DNSSEC related policy can be found in the following .nz policy:
The following is a summary of the DNSSEC elements contained within the .nz Policies.
.nz Operations and Procedures Policy
The .nz DNSSEC policy is found in the Operations and Procedures Policy.
When registering a new domain name the registrar will supply the following data:
- Domain name.
- Name server list. (Optional)
- Registrant Name.
- Registrant contact details.
- Registrant Customer ID. (Optional)
- Administrative contact details.
- Technical contact details.
- Billing term.
and, if applicable:
Registrars will be required to maintain the details of the domain names for which they are the registrar.

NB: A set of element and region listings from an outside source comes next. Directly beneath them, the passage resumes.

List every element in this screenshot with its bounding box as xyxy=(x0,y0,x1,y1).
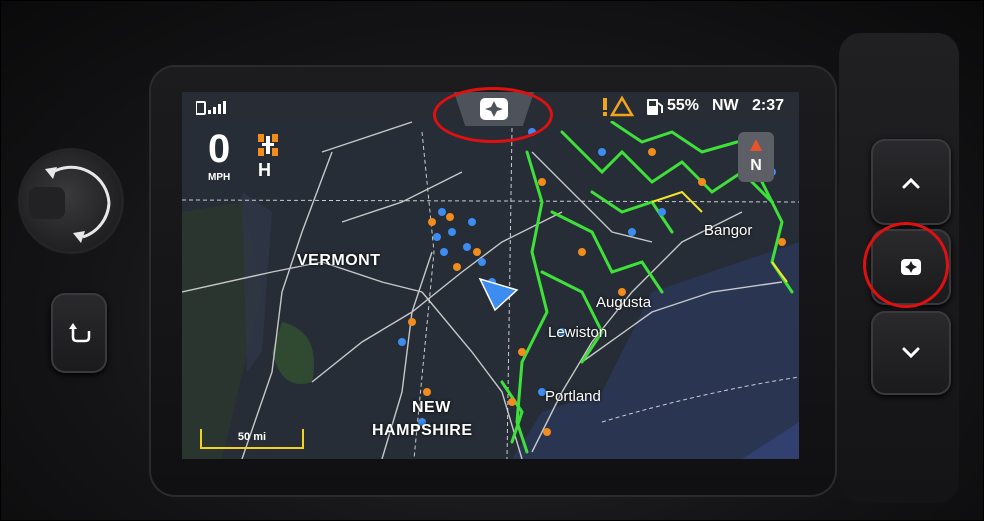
gear-indicator: H xyxy=(258,160,271,180)
highlight-menu-tab xyxy=(433,87,553,143)
chevron-down-icon xyxy=(902,347,920,359)
city-label-augusta: Augusta xyxy=(596,294,652,311)
speed-value: 0 xyxy=(208,127,231,171)
north-arrow-icon xyxy=(750,139,762,151)
back-arrow-icon xyxy=(69,323,91,343)
down-button[interactable] xyxy=(871,311,951,395)
cellular-signal-icon xyxy=(196,101,226,115)
highlight-menu-button xyxy=(863,222,949,308)
fuel-pump-icon xyxy=(647,99,663,115)
compass-label: N xyxy=(750,157,762,174)
scale-bar: 50 mi xyxy=(200,429,304,449)
device-photo: 55% NW 2:37 0 MPH H N VERMONT NEW HAMPSH… xyxy=(0,0,984,521)
region-label-vermont: VERMONT xyxy=(297,252,381,269)
compass-button[interactable]: N xyxy=(738,132,774,182)
speed-unit: MPH xyxy=(208,172,231,183)
back-button[interactable] xyxy=(51,293,107,373)
heading: NW xyxy=(712,97,739,114)
scale-label: 50 mi xyxy=(237,431,267,443)
city-label-portland: Portland xyxy=(545,388,601,405)
city-label-lewiston: Lewiston xyxy=(548,324,608,341)
chevron-up-icon xyxy=(902,177,920,189)
warning-triangle-icon[interactable] xyxy=(602,95,636,119)
clock: 2:37 xyxy=(752,97,785,114)
rotary-knob-icon xyxy=(29,165,111,243)
fuel-level: 55% xyxy=(667,97,700,114)
up-button[interactable] xyxy=(871,139,951,225)
rotary-knob[interactable] xyxy=(21,151,121,251)
awd-drive-icon xyxy=(258,134,278,156)
region-label-new: NEW xyxy=(412,399,451,416)
region-label-hampshire: HAMPSHIRE xyxy=(372,422,473,439)
navigation-screen: 55% NW 2:37 0 MPH H N VERMONT NEW HAMPSH… xyxy=(182,92,799,459)
city-label-bangor: Bangor xyxy=(704,222,753,239)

They will be able to amend/update the following fields:
- Name Server List.
- Registrant Name.
- Registrant Contact Details.
- Registrant Customer ID.
- Administrative Contact Details.
- Technical Contact Details.
- Billing Term.
- DS Record List.
In relation to managing DNSSEC signed domain names, Registrants, or their DNS Operator, will be responsible for:
- generating and managing their keys;
- generating the DS Records; and
- determining how often they perform key rollovers.

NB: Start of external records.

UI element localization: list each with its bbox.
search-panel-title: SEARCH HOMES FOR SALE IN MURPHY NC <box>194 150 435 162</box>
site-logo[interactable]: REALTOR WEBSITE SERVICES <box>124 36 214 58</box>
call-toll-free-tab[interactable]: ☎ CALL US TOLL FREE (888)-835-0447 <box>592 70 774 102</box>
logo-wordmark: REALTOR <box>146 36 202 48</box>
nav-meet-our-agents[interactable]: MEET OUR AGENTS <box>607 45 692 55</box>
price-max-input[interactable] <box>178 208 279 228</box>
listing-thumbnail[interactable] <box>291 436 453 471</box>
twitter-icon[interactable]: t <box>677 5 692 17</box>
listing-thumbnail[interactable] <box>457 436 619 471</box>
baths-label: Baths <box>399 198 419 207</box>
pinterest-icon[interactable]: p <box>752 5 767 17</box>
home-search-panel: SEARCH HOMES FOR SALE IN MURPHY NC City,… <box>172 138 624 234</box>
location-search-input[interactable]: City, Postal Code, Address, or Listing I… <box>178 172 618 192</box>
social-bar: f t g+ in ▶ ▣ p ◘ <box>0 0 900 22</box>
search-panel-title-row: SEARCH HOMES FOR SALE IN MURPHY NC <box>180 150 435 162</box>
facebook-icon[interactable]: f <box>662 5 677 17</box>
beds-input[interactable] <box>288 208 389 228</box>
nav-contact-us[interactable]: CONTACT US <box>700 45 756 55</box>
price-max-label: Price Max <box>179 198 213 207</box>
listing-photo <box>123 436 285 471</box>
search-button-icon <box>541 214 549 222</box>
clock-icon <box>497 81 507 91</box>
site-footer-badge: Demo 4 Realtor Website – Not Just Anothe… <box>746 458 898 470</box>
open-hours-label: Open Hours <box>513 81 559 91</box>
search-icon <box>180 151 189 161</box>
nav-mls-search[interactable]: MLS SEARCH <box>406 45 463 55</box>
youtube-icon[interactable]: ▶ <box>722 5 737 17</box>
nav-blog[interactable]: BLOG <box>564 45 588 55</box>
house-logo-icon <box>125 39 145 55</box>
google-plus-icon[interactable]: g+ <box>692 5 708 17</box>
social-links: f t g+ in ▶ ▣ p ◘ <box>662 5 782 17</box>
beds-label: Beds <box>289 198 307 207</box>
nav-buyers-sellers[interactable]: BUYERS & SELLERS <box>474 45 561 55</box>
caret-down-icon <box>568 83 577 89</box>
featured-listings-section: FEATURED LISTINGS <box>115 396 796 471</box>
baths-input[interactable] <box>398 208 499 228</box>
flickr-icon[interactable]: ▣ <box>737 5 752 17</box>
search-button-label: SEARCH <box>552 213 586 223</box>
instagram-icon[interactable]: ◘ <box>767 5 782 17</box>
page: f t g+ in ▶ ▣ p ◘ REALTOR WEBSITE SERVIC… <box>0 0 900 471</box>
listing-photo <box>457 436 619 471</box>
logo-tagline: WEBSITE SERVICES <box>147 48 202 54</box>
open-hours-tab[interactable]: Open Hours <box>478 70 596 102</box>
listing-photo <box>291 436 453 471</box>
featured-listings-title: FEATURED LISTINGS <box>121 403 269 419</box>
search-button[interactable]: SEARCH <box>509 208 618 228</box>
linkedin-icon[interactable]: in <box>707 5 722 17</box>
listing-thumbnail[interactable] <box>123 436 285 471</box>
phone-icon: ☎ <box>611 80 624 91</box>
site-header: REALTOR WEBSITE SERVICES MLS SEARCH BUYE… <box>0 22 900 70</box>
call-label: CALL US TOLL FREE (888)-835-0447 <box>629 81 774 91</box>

When a Registrant elects to un-sign a DNSSEC signed name, the Registrar will remove the DS Records for that name as soon as it is practical to do so.
Name Server Updates
Registrants can elect to operate their own domain name system or they can delegate this responsibility to a third party called a ‘DNS Operator’. The DNS Operator could be the Registrar for the domain, a Registrar who does not manage the domain, a hosting provider, an ISP, or some other third party that offers DNS management services.
When a change of DNS Operator for a signed domain name is required and both the current and proposed DNS Operators are Registrars, then the cooperation and participation set out in 9.3 is required.
Domain Names with DNSSEC enabled
Prior to a name server update, the losing DNS Operator must provide the zone information for the domain name when requested to do so, and accept and add the new DNSKEY to the zone for the domain name, re-sign it and continue to serve this until they are notified the change is complete.
The gaining DNS Operator then provides the new DS Record to the losing DNS Operator who provides it to the Registry. The name servers for the domain name can then be updated with the Registry.
Following the name server update, the gaining DNS Operator must delete the old DS Record and DNSKEY provided by the losing DNS Operator.
The losing DNS Operator must remove the domain name from their name servers when requested, but must not remove it before being requested to do so.
The Policy has a Clause (13.6) that notes:
- The DNC will establish and maintain a contact repository of DNS Operators who offer DNSSEC services.